Dominik Flammer, 55, Buch- und Drehbuchautor sowie Ernährungsforscher, ist Inhaber der Zürcher Agentur «Public History Food». Im Mittelpunkt seiner Arbeit steht das kulinarische Erbe des Alpenraums.

Wie ist Ihre Verbindung zu Lichtensteig?
Als Ostschweizer habe ich eine Verbindung seit meiner Kindheit. Ich erinnere mich besonders an den «Indianerteller» in der ehemaligen Brauerei Burth, denn Pommes-Frites ass man auswärts, damit es daheim nicht nach Frittieröl stinkt. Seit Jahren verbindet mich eine tiefe Freundschaft zum Käser Willy Schmid und seiner Frau Bea. Und: Im Auftrag der Gemeinde durfte ich das Grundkonzept der «ChääsWelt Toggenburg» mit aufbauen.

Wie schätzen Sie die Entwicklung in Lichtensteig ein?
Das ist teilweise sehr spannend! Ich finde, das Städtchen ist sehr innovativ, da passiert einiges, vieles ist faszinierend.

Welche Potenziale sehen Sie fürs Städtli?
Ich habe die starke Hoffnung, dass Lichtensteig eine Vorreiterrolle unter den kleinen, schönen Städtchen der Schweiz einnimmt. Das konnte die Gemeinde bisher nicht erreichen.

Was könnte in der Hinsicht besser laufen?
Man könnte sich überlegen, was man mit den Parterre-Geschossen in der Altstadt anstellt. In Zukunft wird sich die Frage stellen, wie man die Lebensqualität der Einwohnerinnen und Einwohner, aber auch die Mietpreise verbessern kann. Hier wären die Parterres ein möglicher Ansatz.

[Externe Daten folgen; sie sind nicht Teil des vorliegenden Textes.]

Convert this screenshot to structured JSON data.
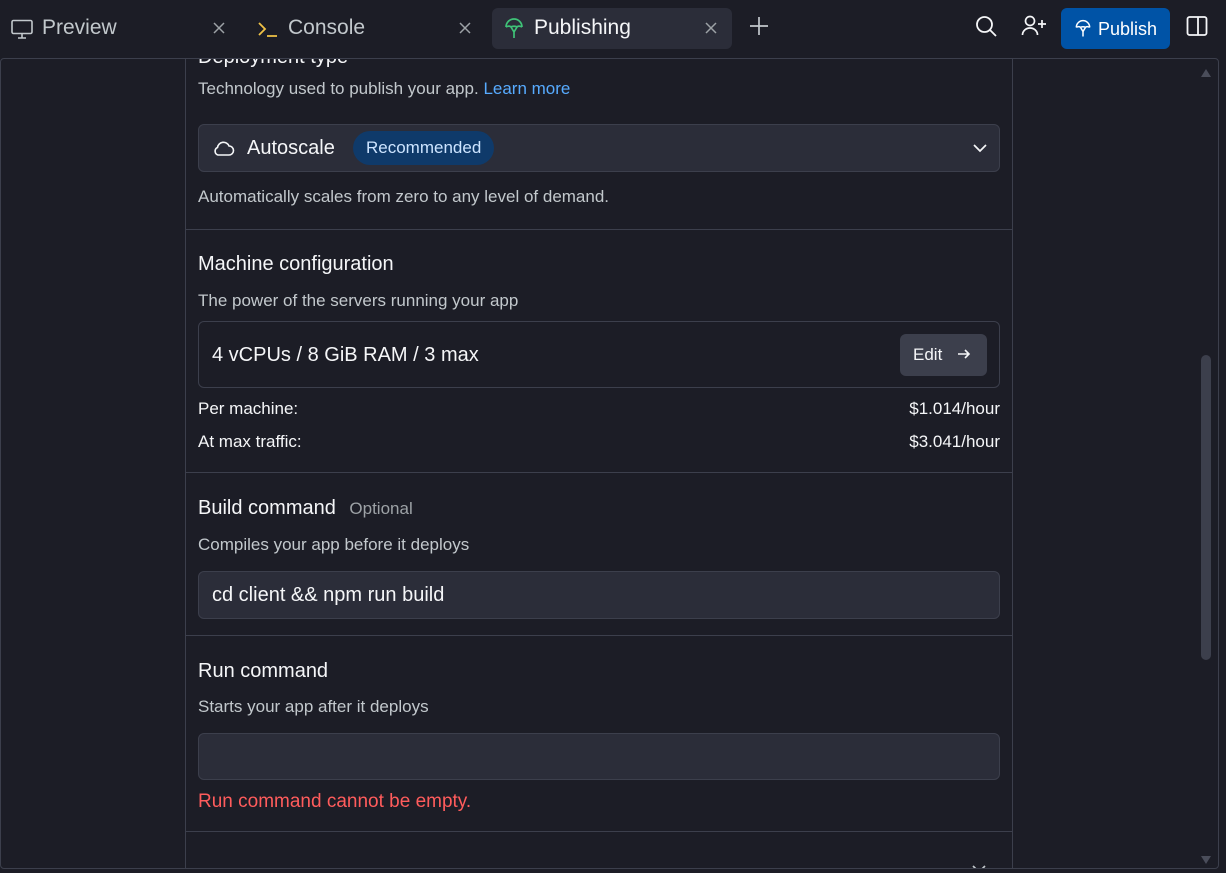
{
  "tabs": [
    {
      "label": "Preview",
      "icon": "monitor-icon",
      "active": false
    },
    {
      "label": "Console",
      "icon": "terminal-icon",
      "active": false
    },
    {
      "label": "Publishing",
      "icon": "publishing-icon",
      "active": true
    }
  ],
  "toolbar": {
    "publish_label": "Publish"
  },
  "deployment": {
    "title": "Deployment type",
    "description": "Technology used to publish your app.",
    "learn_more": "Learn more",
    "selected": "Autoscale",
    "badge": "Recommended",
    "note": "Automatically scales from zero to any level of demand."
  },
  "machine": {
    "title": "Machine configuration",
    "description": "The power of the servers running your app",
    "config": "4 vCPUs / 8 GiB RAM / 3 max",
    "edit_label": "Edit",
    "rows": [
      {
        "label": "Per machine:",
        "value": "$1.014/hour"
      },
      {
        "label": "At max traffic:",
        "value": "$3.041/hour"
      }
    ]
  },
  "build": {
    "title": "Build command",
    "optional": "Optional",
    "description": "Compiles your app before it deploys",
    "value": "cd client && npm run build"
  },
  "run": {
    "title": "Run command",
    "description": "Starts your app after it deploys",
    "value": "",
    "error": "Run command cannot be empty."
  },
  "colors": {
    "accent": "#0053a6",
    "link": "#57abff",
    "error": "#ff5c5c",
    "publishing_icon": "#3fc378"
  }
}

Erklären Sie uns das bitte ausführlicher.
Früher war es üblich, dass beispielsweise ein Metzger nur die Miete für die Wohnung über dem Parterre-Ladengeschäft bezahlen musste, nicht jedoch fürs Geschäft selbst. So war es attraktiv, einen kleinen Laden zu führen. Einen ähnlichen Weg könnte man wieder gehen. Denn man bekommt sowieso schlicht keine Rekordmieten mehr in solchen Lagen. Hier könnte Lichtensteig ansetzen und an Attraktivität sowohl für die Einwohnerschaft, Liegenschaftsbesitzer und vor allem auch Geschäfte wie Lebensmittelhändler und Restaurants gewinnen.

Weshalb wäre das wichtig?
Weil die immer schnelleren Zugverbindungen zu einem Problem werden könnten. Denn so rückt Lichtensteig näher an Zentren wie Zürich und St. Gallen. Es besteht die Gefahr, dass das Städtli zu einem reinen Schlafdorf verkommt, weil die Leute nur noch in den Zentren einkaufen oder essen gehen.

Was könnte die Gemeinde aktiv tun?
Ich weiss nicht, ob die Gemeinde im Besitz von Restaurant-Immobilien ist. Aber falls ja, dann könnte sie mit gutem Beispiel vorangehen und eine möglichst geringe Grund-Pacht mit gewissen Auflagen verknüpfen. Zum Beispiel, dass die Wirtsleute mit 70–80 % regionalen Produkten arbeiten müssen oder sich bemühen sollen, ein regionales Profil zu führen. Die Gemeinde sollte sich stark in der Region einbringen. Wenn Lichtensteig sich auf die enge Zusammenarbeit mit dem Rest des Toggenburgs fokussiert und etwa die Zusammenarbeit mit Bauern und Gastronomen fördert, dann hat das Städtchen mittel- und langfristig keine Probleme.

Sie leben in Zürich. Wenn die Stadt etwas von Lichtensteig übernehmen könnte, was wäre es?
Ich glaube nicht, dass Zürich sehr viel von Lichtensteig übernehmen kann. (lacht) Vergleicht man die beiden Orte, wäre es dasselbe, wie wenn man Bananen mit Postautos vergleichen will, nur, weil beide gelb sind.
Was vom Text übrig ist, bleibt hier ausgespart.